In concrete terms, the work should enable participants to find out whether the technologies currently being deployed in the project's areas of intervention meet the three pillars of climate-smart agriculture, namely productivity, adaptation and carbon mitigation.
"That's why, throughout this workshop, we're examining technology by technology, drawing on data sheets, publications and other scientific evidence produced by researchers to assess precisely how well each of them meets the three key pillars of climate-smart agriculture," added Dr. Nieyidouba LAMIEN.
The ambition of CORAF and its partners through this regional workshop is to facilitate the appropriate use of technologies and innovations for scaling up climate-smart agriculture (CSA).
According to Dr. Djénéba DEMBELE, a researcher at Mali's Institut d'Économie Rurale (IER), this workshop is an opportunity to exchange knowledge and strengthen collaboration between research structures and units, in order to meet the enormous challenges imposed on the agricultural sector by climate change.
"After the Lomé workshop, which is of capital importance in view of the subject addressed and its content, we will continue to work and maintain the momentum of information sharing and the development of practices and technologies to move the agricultural sector forward", she confided.

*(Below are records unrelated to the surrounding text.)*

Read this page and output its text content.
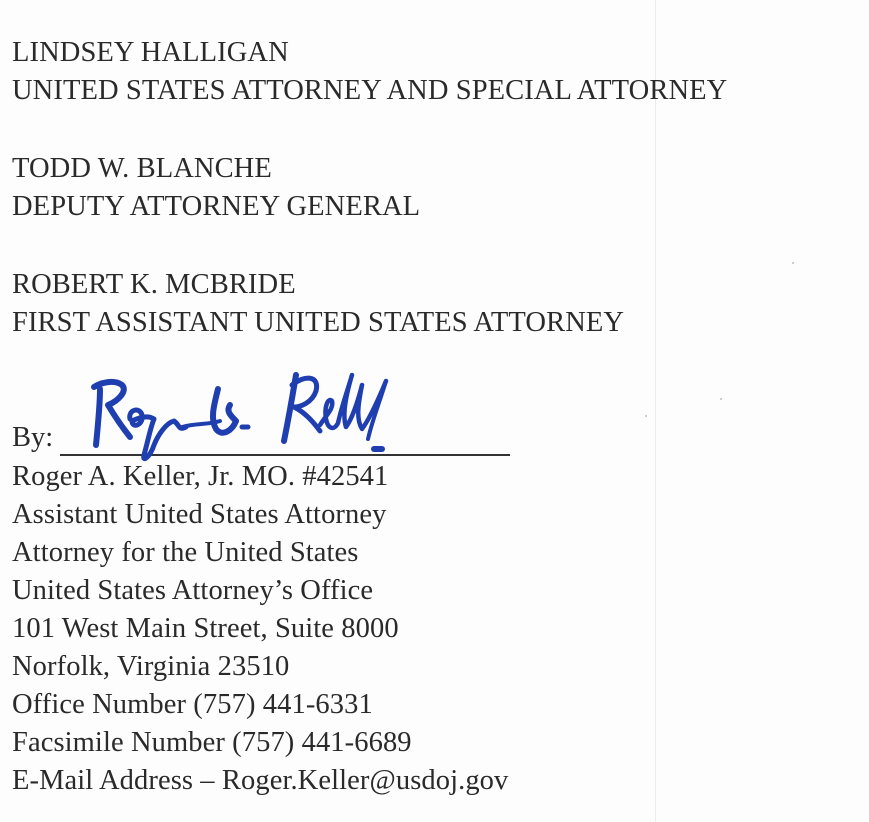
LINDSEY HALLIGAN
UNITED STATES ATTORNEY AND SPECIAL ATTORNEY
TODD W. BLANCHE
DEPUTY ATTORNEY GENERAL
ROBERT K. MCBRIDE
FIRST ASSISTANT UNITED STATES ATTORNEY
By:
Roger A. Keller, Jr. MO. #42541
Assistant United States Attorney
Attorney for the United States
United States Attorney’s Office
101 West Main Street, Suite 8000
Norfolk, Virginia 23510
Office Number (757) 441-6331
Facsimile Number (757) 441-6689
E-Mail Address – Roger.Keller@usdoj.gov
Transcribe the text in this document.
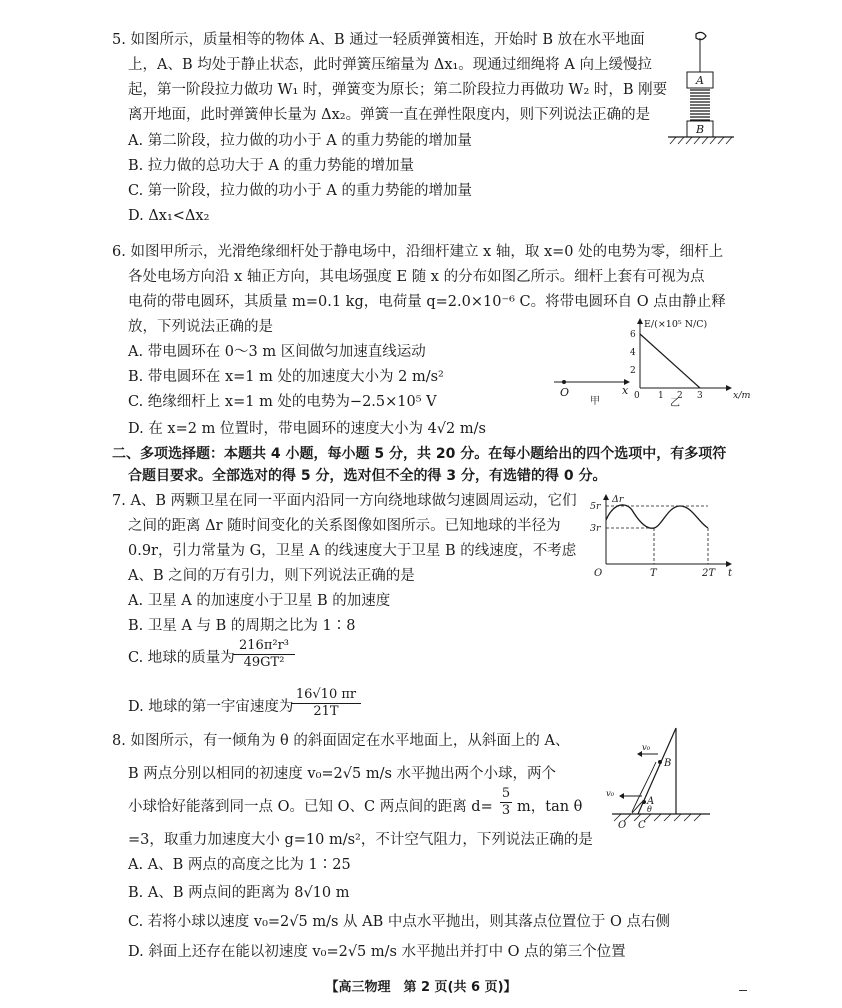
5. 如图所示，质量相等的物体 A、B 通过一轻质弹簧相连，开始时 B 放在水平地面
上，A、B 均处于静止状态，此时弹簧压缩量为 Δx₁。现通过细绳将 A 向上缓慢拉
起，第一阶段拉力做功 W₁ 时，弹簧变为原长；第二阶段拉力再做功 W₂ 时，B 刚要
离开地面，此时弹簧伸长量为 Δx₂。弹簧一直在弹性限度内，则下列说法正确的是
A. 第二阶段，拉力做的功小于 A 的重力势能的增加量
B. 拉力做的总功大于 A 的重力势能的增加量
C. 第一阶段，拉力做的功小于 A 的重力势能的增加量
D. Δx₁<Δx₂
A
B
6. 如图甲所示，光滑绝缘细杆处于静电场中，沿细杆建立 x 轴，取 x=0 处的电势为零，细杆上
各处电场方向沿 x 轴正方向，其电场强度 E 随 x 的分布如图乙所示。细杆上套有可视为点
电荷的带电圆环，其质量 m=0.1 kg，电荷量 q=2.0×10⁻⁶ C。将带电圆环自 O 点由静止释
放，下列说法正确的是
A. 带电圆环在 0～3 m 区间做匀加速直线运动
B. 带电圆环在 x=1 m 处的加速度大小为 2 m/s²
C. 绝缘细杆上 x=1 m 处的电势为−2.5×10⁵ V
D. 在 x=2 m 位置时，带电圆环的速度大小为 4√2 m/s
O	x
甲
E/(×10⁵ N/C)
6
4
2
0 1 2 3	x/m
乙
二、多项选择题：本题共 4 小题，每小题 5 分，共 20 分。在每小题给出的四个选项中，有多项符
合题目要求。全部选对的得 5 分，选对但不全的得 3 分，有选错的得 0 分。
7. A、B 两颗卫星在同一平面内沿同一方向绕地球做匀速圆周运动，它们
之间的距离 Δr 随时间变化的关系图像如图所示。已知地球的半径为
0.9r，引力常量为 G，卫星 A 的线速度大于卫星 B 的线速度，不考虑
A、B 之间的万有引力，则下列说法正确的是
A. 卫星 A 的加速度小于卫星 B 的加速度
B. 卫星 A 与 B 的周期之比为 1∶8
C. 地球的质量为
$\frac{\text{216π²r³}}{\text{49GT²}}$
D. 地球的第一宇宙速度为
$\frac{16√10 \pi r}{21T}$
5r
3r
Δr
O	T	2T t
8. 如图所示，有一倾角为 θ 的斜面固定在水平地面上，从斜面上的 A、
B 两点分别以相同的初速度 v₀=2√5 m/s 水平抛出两个小球，两个
小球恰好能落到同一点 O。已知 O、C 两点间的距离 $d= \frac{5}{3}$ m，tan θ
=3，取重力加速度大小 g=10 m/s²，不计空气阻力，下列说法正确的是
A. A、B 两点的高度之比为 1∶25
B. A、B 两点间的距离为 8√10 m
C. 若将小球以速度 v₀=2√5 m/s 从 AB 中点水平抛出，则其落点位置位于 O 点右侧
D. 斜面上还存在能以初速度 v₀=2√5 m/s 水平抛出并打中 O 点的第三个位置
v₀
v₀
B
A
θ
O C
【高三物理　第 2 页(共 6 页)】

Committing to the scaling-up of agricultural technologies and innovations
The training of experts from national FSRP implementation units and researchers from national research institutes in T&I assessment further confirms CORAF's position as a key player in the development and scaling-up of climate-smart agricultural innovations and technologies.
"CORAF is a strategic partner in the implementation of the Accelerating the Impact of CGIAR Climate Research for Africa (AICCRA) program. This partnership aims to ensure the scaling-up, through the CORAF network, of innovations validated and tested in the three AICCRA pilot countries in West Africa. As the umbrella organization for 23 national agricultural research systems in West and Central Africa, CORAF is an essential lever for disseminating these solutions on a large scale ", confided Dr Alcade SEGNON, Scientific Manager of the West Africa cluster of the AICCRA program financed by the World Bank's IDA fund.
Indeed, CORAF has included the scaling-up of proven agricultural technologies as a priority in its 2018-2027 strategic plan. The organization plays a central role in coordinating regional initiatives to facilitate the effective adoption of these innovations for the benefit of producers.
Each year, CORAF sets up a major strategic framework for the exchange, sharing and dissemination of validated agricultural technologies and innovations, responding to the concrete needs of players in the sector in West and Central Africa.
Called the Marché des Innovations et Technologies Agricoles (MITA), this event brings together innovators, researchers, inventors, the private sector and development partners. MITA offers a unique showcase for technologies recently validated by research. The next edition is scheduled to take place in Mali in October 2025.